ナラティブアプローチでは「離転職を繰り返す問題の人」と本人を同一化せず、問題を本人から切り離して語る外在化を用います。

解説

離転職の経験が続くと、本人は「自分はどこでも続かない人間だ」という問題に支配された物語を持つことがあります。外在化では「続けにくさが生活にどんな影響を与えてきたか」のように、問題を本人の本質から切り離します。その上で、問題の影響が弱かった例外、発揮した力、望む働き方を対話から見いだし、別の物語を厚くします。誤った思い込みを専門職が訂正したり、原因を一つに特定したりしません。本人の語りと意味を尊重し、職場環境や差別など社会的文脈も扱います。

選択肢の確認

1.クライエント自身の職場適応の課題を細分化し整理して、短期集中で解決を図る。
誤り。課題中心アプローチに近く、物語と本人を切り離す方法ではありません。

2.クライエントの語りから、問題となった出来事と本人を切り離す。
正答。

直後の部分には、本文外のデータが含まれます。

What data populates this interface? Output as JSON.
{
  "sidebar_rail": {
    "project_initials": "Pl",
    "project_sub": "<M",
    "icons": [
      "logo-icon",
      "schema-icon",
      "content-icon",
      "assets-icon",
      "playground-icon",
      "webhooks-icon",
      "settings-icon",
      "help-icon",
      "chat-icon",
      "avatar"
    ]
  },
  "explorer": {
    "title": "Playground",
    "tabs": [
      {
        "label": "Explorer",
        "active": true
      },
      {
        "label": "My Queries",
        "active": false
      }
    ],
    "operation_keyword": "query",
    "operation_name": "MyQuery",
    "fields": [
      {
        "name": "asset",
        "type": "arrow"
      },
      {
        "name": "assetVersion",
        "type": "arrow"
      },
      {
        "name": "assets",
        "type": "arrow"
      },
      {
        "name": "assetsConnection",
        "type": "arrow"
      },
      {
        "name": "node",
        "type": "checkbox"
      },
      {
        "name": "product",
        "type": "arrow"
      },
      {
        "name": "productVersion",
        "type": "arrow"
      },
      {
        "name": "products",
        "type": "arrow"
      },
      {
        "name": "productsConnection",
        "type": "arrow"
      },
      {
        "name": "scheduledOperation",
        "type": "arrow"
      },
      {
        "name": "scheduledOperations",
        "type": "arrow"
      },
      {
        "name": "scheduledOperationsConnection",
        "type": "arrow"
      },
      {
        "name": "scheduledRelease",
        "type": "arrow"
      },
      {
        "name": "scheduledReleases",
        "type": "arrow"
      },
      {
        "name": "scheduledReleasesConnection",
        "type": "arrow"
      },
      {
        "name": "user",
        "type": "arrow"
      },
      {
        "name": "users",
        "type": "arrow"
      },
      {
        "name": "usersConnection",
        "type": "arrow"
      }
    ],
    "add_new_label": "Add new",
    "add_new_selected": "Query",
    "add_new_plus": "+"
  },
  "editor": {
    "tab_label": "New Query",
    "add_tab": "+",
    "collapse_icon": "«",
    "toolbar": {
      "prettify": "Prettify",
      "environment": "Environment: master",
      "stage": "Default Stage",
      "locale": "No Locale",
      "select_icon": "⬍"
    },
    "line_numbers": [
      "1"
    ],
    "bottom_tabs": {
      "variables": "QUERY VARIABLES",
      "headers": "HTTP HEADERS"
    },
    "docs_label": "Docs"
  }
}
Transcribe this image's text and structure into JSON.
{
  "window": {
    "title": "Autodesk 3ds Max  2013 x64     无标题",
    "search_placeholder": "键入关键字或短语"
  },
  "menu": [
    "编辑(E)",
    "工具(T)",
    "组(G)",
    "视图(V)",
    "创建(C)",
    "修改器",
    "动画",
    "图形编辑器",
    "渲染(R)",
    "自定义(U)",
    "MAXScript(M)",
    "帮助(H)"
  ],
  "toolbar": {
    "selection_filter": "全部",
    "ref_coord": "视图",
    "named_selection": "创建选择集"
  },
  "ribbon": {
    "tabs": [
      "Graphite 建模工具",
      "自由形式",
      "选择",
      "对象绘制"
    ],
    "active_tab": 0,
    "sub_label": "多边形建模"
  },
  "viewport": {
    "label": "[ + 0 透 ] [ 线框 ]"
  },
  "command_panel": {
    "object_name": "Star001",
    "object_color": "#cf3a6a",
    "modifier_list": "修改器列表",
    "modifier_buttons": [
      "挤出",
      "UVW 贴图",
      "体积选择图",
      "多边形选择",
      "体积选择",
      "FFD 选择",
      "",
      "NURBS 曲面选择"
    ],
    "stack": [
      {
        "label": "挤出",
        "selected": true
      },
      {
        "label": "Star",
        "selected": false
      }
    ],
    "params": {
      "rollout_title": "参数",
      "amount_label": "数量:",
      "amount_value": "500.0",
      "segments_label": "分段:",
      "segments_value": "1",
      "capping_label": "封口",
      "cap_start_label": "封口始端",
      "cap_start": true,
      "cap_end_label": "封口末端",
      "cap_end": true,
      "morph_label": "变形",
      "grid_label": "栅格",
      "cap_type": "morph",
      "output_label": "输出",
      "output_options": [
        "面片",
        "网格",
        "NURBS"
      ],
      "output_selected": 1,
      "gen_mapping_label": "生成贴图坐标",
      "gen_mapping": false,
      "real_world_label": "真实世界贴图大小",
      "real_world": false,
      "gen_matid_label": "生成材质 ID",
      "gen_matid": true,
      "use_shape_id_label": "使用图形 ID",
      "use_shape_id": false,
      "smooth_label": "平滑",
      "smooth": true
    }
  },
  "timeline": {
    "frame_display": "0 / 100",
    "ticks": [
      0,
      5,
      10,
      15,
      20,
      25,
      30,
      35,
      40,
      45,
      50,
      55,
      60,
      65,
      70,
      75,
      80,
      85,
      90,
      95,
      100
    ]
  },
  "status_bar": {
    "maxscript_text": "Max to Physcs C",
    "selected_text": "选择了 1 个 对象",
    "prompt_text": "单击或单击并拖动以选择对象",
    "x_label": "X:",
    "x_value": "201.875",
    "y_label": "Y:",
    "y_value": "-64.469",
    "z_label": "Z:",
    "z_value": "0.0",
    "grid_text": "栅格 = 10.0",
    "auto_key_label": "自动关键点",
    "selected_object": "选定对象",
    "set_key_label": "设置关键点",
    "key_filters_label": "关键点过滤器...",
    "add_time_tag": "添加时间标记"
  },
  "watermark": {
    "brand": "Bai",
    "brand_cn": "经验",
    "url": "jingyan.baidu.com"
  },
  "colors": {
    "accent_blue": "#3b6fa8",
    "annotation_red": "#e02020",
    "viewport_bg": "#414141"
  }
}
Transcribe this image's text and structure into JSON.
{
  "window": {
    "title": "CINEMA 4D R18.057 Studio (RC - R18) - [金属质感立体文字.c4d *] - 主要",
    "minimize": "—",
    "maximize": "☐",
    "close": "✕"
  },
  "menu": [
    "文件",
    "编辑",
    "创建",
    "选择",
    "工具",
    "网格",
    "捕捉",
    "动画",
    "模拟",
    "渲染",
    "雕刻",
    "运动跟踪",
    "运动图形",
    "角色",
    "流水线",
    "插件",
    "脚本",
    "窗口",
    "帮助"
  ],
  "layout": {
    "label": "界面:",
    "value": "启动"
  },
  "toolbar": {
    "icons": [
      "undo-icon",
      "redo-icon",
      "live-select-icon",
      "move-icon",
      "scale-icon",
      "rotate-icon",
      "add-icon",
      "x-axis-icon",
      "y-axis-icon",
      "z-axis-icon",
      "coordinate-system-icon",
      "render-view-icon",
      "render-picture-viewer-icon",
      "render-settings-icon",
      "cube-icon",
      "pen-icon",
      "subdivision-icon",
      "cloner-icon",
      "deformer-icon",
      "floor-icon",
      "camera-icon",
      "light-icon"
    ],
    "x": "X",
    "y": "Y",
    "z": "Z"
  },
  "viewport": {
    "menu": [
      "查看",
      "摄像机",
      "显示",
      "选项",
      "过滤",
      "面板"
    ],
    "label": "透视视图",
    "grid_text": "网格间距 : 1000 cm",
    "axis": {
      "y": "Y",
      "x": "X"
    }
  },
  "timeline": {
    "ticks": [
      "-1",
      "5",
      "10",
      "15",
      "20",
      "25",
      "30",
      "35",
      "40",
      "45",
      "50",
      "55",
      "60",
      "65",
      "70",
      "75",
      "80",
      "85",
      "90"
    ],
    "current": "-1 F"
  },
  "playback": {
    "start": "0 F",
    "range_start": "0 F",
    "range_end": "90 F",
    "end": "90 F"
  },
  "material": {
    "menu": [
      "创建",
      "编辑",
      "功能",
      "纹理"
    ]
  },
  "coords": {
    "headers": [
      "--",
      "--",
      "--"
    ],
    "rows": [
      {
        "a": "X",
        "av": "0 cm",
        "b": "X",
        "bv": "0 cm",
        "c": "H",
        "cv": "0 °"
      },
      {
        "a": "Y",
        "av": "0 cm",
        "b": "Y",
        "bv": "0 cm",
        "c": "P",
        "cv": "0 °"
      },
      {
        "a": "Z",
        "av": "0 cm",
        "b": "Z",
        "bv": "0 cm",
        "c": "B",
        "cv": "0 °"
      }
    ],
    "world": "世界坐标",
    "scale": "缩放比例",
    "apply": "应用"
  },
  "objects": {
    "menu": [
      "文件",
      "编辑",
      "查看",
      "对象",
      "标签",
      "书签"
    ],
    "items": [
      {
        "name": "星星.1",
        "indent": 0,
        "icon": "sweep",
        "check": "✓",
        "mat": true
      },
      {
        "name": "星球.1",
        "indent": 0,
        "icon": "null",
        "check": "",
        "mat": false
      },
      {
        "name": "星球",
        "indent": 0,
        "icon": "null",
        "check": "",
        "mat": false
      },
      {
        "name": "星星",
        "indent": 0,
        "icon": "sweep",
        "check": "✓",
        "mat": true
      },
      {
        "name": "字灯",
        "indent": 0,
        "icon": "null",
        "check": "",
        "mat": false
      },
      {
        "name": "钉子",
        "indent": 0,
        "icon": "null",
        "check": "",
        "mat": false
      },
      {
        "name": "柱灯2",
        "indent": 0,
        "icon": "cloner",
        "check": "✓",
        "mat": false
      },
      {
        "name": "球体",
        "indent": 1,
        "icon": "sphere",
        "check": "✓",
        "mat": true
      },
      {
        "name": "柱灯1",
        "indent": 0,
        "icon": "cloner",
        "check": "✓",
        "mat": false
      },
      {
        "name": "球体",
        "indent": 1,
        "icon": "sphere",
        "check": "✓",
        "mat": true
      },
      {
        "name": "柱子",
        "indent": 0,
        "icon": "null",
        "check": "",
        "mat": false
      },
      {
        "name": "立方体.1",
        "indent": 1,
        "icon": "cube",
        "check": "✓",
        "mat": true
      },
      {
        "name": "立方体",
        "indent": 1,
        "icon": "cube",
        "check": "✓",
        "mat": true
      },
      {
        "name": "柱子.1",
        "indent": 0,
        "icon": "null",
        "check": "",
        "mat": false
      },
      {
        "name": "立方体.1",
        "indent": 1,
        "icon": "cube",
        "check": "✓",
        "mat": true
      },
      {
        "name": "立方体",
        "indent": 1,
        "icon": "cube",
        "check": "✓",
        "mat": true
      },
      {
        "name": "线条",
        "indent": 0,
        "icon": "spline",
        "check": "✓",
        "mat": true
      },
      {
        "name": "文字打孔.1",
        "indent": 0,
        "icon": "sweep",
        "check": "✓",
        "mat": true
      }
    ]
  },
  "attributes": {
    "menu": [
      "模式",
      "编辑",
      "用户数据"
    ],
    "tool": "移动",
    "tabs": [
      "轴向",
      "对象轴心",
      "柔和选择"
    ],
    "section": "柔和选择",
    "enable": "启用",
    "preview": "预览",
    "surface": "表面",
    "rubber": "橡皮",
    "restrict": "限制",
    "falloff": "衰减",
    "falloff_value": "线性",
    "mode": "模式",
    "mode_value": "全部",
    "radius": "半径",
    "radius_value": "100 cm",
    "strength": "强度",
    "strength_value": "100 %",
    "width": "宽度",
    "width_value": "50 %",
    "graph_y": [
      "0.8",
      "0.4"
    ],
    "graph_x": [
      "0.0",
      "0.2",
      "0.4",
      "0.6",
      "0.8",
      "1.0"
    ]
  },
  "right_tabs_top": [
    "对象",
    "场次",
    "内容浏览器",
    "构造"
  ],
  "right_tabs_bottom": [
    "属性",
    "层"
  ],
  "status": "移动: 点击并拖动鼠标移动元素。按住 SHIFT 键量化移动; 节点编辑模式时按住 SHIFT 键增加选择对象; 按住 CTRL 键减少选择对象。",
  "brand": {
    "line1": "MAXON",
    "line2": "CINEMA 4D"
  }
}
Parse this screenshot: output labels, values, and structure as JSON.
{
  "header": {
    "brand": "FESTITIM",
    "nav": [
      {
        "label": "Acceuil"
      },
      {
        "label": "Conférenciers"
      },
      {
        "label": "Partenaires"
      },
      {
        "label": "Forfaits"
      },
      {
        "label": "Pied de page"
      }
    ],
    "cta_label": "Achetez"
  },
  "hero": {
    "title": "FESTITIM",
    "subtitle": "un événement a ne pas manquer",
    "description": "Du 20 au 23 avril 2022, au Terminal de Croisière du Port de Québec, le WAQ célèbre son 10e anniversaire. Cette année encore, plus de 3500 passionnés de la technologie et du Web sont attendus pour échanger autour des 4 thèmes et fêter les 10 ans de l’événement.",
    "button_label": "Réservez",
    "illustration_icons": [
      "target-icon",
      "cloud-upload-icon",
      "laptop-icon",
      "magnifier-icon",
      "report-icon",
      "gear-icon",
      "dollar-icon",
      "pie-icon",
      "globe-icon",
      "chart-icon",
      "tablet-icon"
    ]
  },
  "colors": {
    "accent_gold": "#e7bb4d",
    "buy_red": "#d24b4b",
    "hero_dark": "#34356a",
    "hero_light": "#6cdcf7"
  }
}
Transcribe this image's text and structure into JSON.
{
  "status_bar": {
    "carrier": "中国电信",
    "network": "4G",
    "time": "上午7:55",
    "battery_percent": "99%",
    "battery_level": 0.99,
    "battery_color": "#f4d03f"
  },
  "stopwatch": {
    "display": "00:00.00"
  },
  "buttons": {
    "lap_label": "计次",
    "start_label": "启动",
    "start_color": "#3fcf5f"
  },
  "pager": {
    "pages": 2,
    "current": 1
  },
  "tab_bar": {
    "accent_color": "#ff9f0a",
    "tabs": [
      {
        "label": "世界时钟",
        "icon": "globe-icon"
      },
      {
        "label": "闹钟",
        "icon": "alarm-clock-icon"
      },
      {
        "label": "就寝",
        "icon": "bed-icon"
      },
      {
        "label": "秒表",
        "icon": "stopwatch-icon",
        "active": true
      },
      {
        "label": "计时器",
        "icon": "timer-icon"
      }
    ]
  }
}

適切です。問題の外在化により、本人を問題そのものとして扱いません。

3.クライエントの離転職にまつわる思い込みのストーリーにある誤りを指摘する。
誤り。専門職が正誤を判定せず、物語が作られた文脈と例外を共同で探ります。

4.クライエントとの対話を通して離転職要因を1つに特定する。
誤り。複数の意味と文脈を尊重し、単一原因へ還元しません。

5.離転職した経緯の語りから、成長を促すために機関で可能な支援の展開を図式化する。
誤り。機関の支援計画を図式化することがナラティブアプローチの中核ではありません。

覚えるポイント

ナラティブは「人が問題なのではない、問題が問題」。外在化、例外・ユニークな結果、代替的物語を本人との対話で見いだします。